Shah provides momentum to the narrative through the rotating viewpoints of the women living within the Panah. Their individual backstories and separate life trajectories intersect at crucial moments to underscore the pain and the misery that are common to the lot of women living in Green City, past and present. The primary focus is placed on four characters — the feisty Ilona Serfati, who laid the foundation of Panah many years ago with her best friend, Fairuza Dastani; the former’s niece, Lin, the self-assured, dynamic present leader of the underground commune, who harbours a dark secret; Sabine, the chronic insomniac carrying the guilt of being the unintended cause of her mother’s death; and the beautiful and defiant Rupa, battling the emotional scars of sexual abuse at the hands of one of her many ‘fathers’. Shah uses their differing perspectives to complicate the reader’s understanding of life within the Panah that is anything but idealistic, suggesting that the freedom from patriarchal restrictions sought by these women is ultimately illusory and, ironically, subject to the protection of those same men who frame laws to enslave the female reproductive body. These women, just like their less fortunate counterparts in Green City, are equally captive, objects of male desire, sexually vulnerable and without much agency to exercise a choice once they have joined the Panah.

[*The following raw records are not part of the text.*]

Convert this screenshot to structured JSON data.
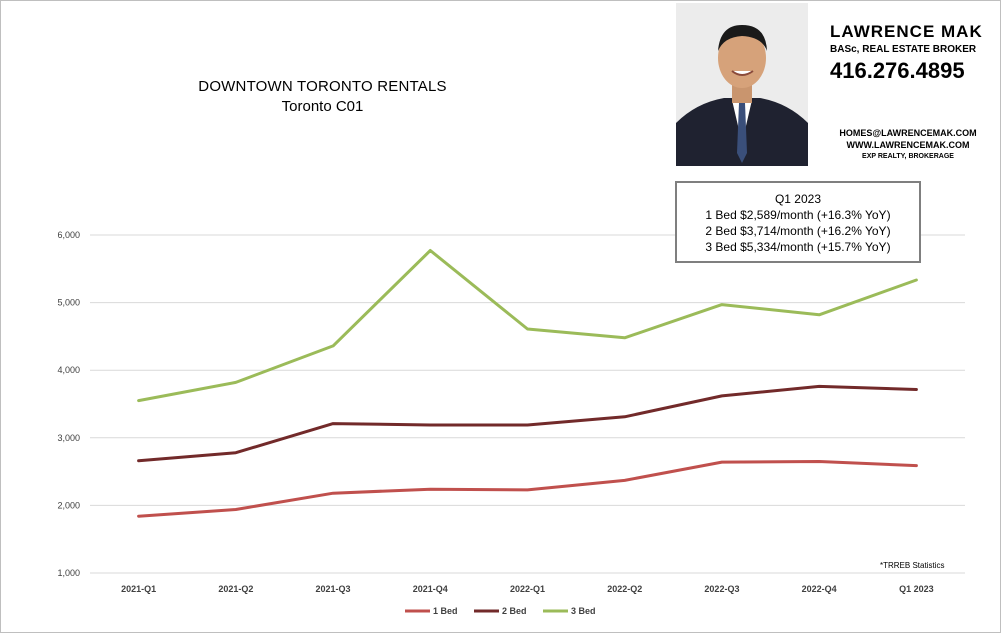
{
  "titles": {
    "line1": "DOWNTOWN TORONTO RENTALS",
    "line2": "Toronto C01"
  },
  "contact": {
    "name": "LAWRENCE MAK",
    "credentials": "BASc, REAL ESTATE BROKER",
    "phone": "416.276.4895",
    "email": "HOMES@LAWRENCEMAK.COM",
    "website": "WWW.LAWRENCEMAK.COM",
    "brokerage": "EXP REALTY, BROKERAGE"
  },
  "summary": {
    "heading": "Q1 2023",
    "lines": [
      "1 Bed $2,589/month  (+16.3%  YoY)",
      "2 Bed $3,714/month  (+16.2%  YoY)",
      "3 Bed $5,334/month  (+15.7%  YoY)"
    ]
  },
  "source_note": "*TRREB Statistics",
  "chart_data": {
    "type": "line",
    "title": "DOWNTOWN TORONTO RENTALS",
    "subtitle": "Toronto C01",
    "categories": [
      "2021-Q1",
      "2021-Q2",
      "2021-Q3",
      "2021-Q4",
      "2022-Q1",
      "2022-Q2",
      "2022-Q3",
      "2022-Q4",
      "Q1 2023"
    ],
    "ylim": [
      1000,
      6000
    ],
    "yticks": [
      1000,
      2000,
      3000,
      4000,
      5000,
      6000
    ],
    "ytick_labels": [
      "1,000",
      "2,000",
      "3,000",
      "4,000",
      "5,000",
      "6,000"
    ],
    "grid": true,
    "legend_position": "bottom",
    "series": [
      {
        "name": "1 Bed",
        "color": "#c0504d",
        "values": [
          1840,
          1940,
          2180,
          2240,
          2230,
          2370,
          2640,
          2650,
          2589
        ]
      },
      {
        "name": "2 Bed",
        "color": "#722a2a",
        "values": [
          2660,
          2780,
          3210,
          3190,
          3190,
          3310,
          3620,
          3760,
          3714
        ]
      },
      {
        "name": "3 Bed",
        "color": "#9bbb59",
        "values": [
          3550,
          3820,
          4360,
          5770,
          4610,
          4480,
          4970,
          4820,
          5334
        ]
      }
    ]
  }
}
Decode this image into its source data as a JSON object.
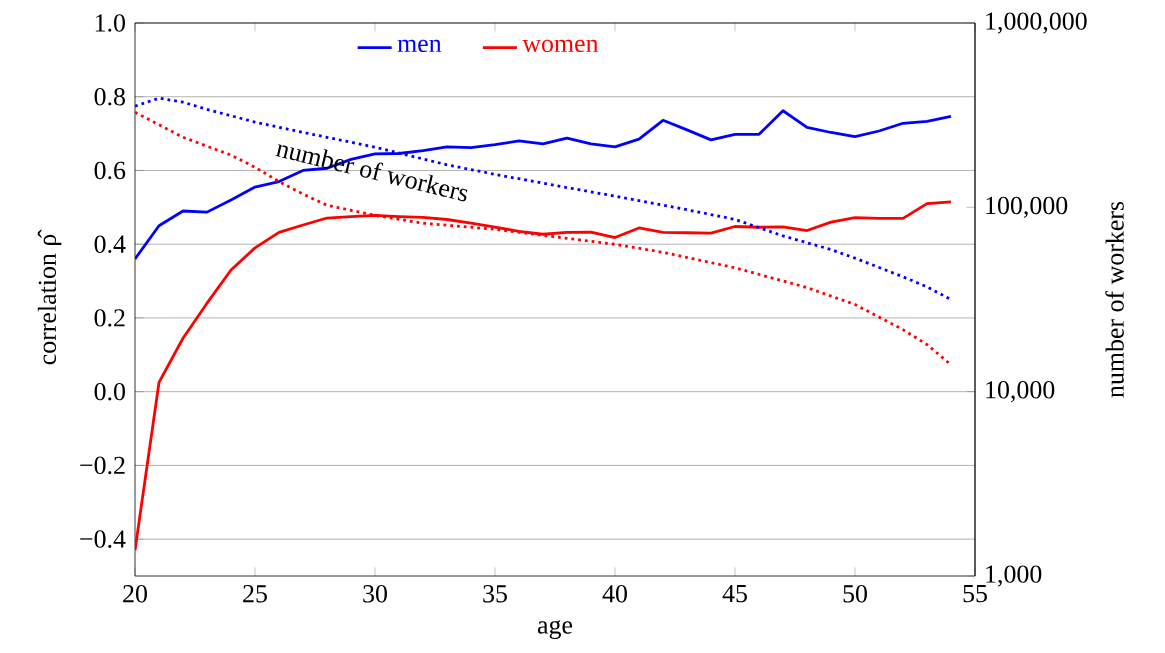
{
  "chart_data": {
    "type": "line",
    "xlabel": "age",
    "ylabel": "correlation ρ̂",
    "y2label": "number of workers",
    "x": [
      20,
      21,
      22,
      23,
      24,
      25,
      26,
      27,
      28,
      29,
      30,
      31,
      32,
      33,
      34,
      35,
      36,
      37,
      38,
      39,
      40,
      41,
      42,
      43,
      44,
      45,
      46,
      47,
      48,
      49,
      50,
      51,
      52,
      53,
      54
    ],
    "series": [
      {
        "name": "men",
        "color": "#0000ff",
        "line_style": "solid",
        "values": [
          0.36,
          0.45,
          0.49,
          0.487,
          0.52,
          0.555,
          0.57,
          0.6,
          0.606,
          0.63,
          0.645,
          0.646,
          0.654,
          0.664,
          0.662,
          0.67,
          0.68,
          0.672,
          0.688,
          0.672,
          0.664,
          0.685,
          0.736,
          0.71,
          0.683,
          0.698,
          0.698,
          0.762,
          0.717,
          0.703,
          0.692,
          0.707,
          0.728,
          0.733,
          0.747
        ]
      },
      {
        "name": "women",
        "color": "#ff0000",
        "line_style": "solid",
        "values": [
          -0.43,
          0.025,
          0.145,
          0.24,
          0.33,
          0.39,
          0.432,
          0.452,
          0.471,
          0.475,
          0.478,
          0.475,
          0.473,
          0.467,
          0.457,
          0.446,
          0.435,
          0.427,
          0.432,
          0.433,
          0.418,
          0.444,
          0.432,
          0.431,
          0.43,
          0.448,
          0.446,
          0.447,
          0.437,
          0.46,
          0.472,
          0.47,
          0.47,
          0.51,
          0.515
        ]
      },
      {
        "color": "#0000ff",
        "line_style": "dotted",
        "axis": "y2",
        "x": [
          20,
          21,
          22,
          23,
          25,
          27,
          30,
          33,
          35,
          38,
          40,
          43,
          45,
          47,
          49,
          50,
          52,
          53,
          54
        ],
        "values": [
          354000,
          391000,
          372000,
          340000,
          290000,
          255000,
          212000,
          170000,
          151000,
          128000,
          115000,
          97000,
          86000,
          70000,
          59000,
          53000,
          42000,
          37000,
          31600
        ]
      },
      {
        "color": "#ff0000",
        "line_style": "dotted",
        "axis": "y2",
        "x": [
          20,
          22,
          24,
          25,
          26,
          27,
          28,
          30,
          32,
          35,
          40,
          42,
          45,
          48,
          50,
          52,
          53,
          54
        ],
        "values": [
          328000,
          240000,
          192000,
          165000,
          138000,
          118000,
          102600,
          90500,
          82000,
          76000,
          63000,
          57000,
          47000,
          36700,
          29700,
          21700,
          18000,
          14000
        ]
      }
    ],
    "xlim": [
      20,
      55
    ],
    "xticks": [
      20,
      25,
      30,
      35,
      40,
      45,
      50,
      55
    ],
    "ylim": [
      -0.5,
      1.0
    ],
    "yticks": [
      {
        "value": -0.4,
        "label": "−0.4"
      },
      {
        "value": -0.2,
        "label": "−0.2"
      },
      {
        "value": 0,
        "label": "0.0"
      },
      0.2,
      0.4,
      0.6,
      0.8,
      {
        "value": 1.0,
        "label": "1.0"
      }
    ],
    "y2lim": [
      1000,
      1000000
    ],
    "y2ticks": [
      {
        "value": 1000,
        "label": "1,000"
      },
      {
        "value": 10000,
        "label": "10,000"
      },
      {
        "value": 100000,
        "label": "100,000"
      },
      {
        "value": 1000000,
        "label": "1,000,000"
      }
    ],
    "log": "y2",
    "grid": "y",
    "legend": "top",
    "marker": "none",
    "annotations": [
      "number of workers"
    ]
  }
}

While the ultimate fate that lies in store for the secret community underscores Shah’s refusal to view the fugitive’s life through rose-tinted glasses, the rather implausible and somewhat unsatisfactory romantic closure given to Sabine’s storyline is a disappointing ending to an otherwise aesthetically well-crafted and tautly written novel. Likewise, although Shah uses the trope of female subcultural solidarity and community as a means of critiquing and rejecting mainstream phallocentric culture, the novel remains curiously silent on the prospects of female same-sex romantic love and sexual desire. Nonetheless, homoerotic tensions remain palpable not just in the emotional partnership between Ilona and Fairuza but also — more conspicuously — in the reciprocal trust and closeness shared by Lin and Sabine. Engaging with such subtexts would have added a further layer of meaning to the narrative.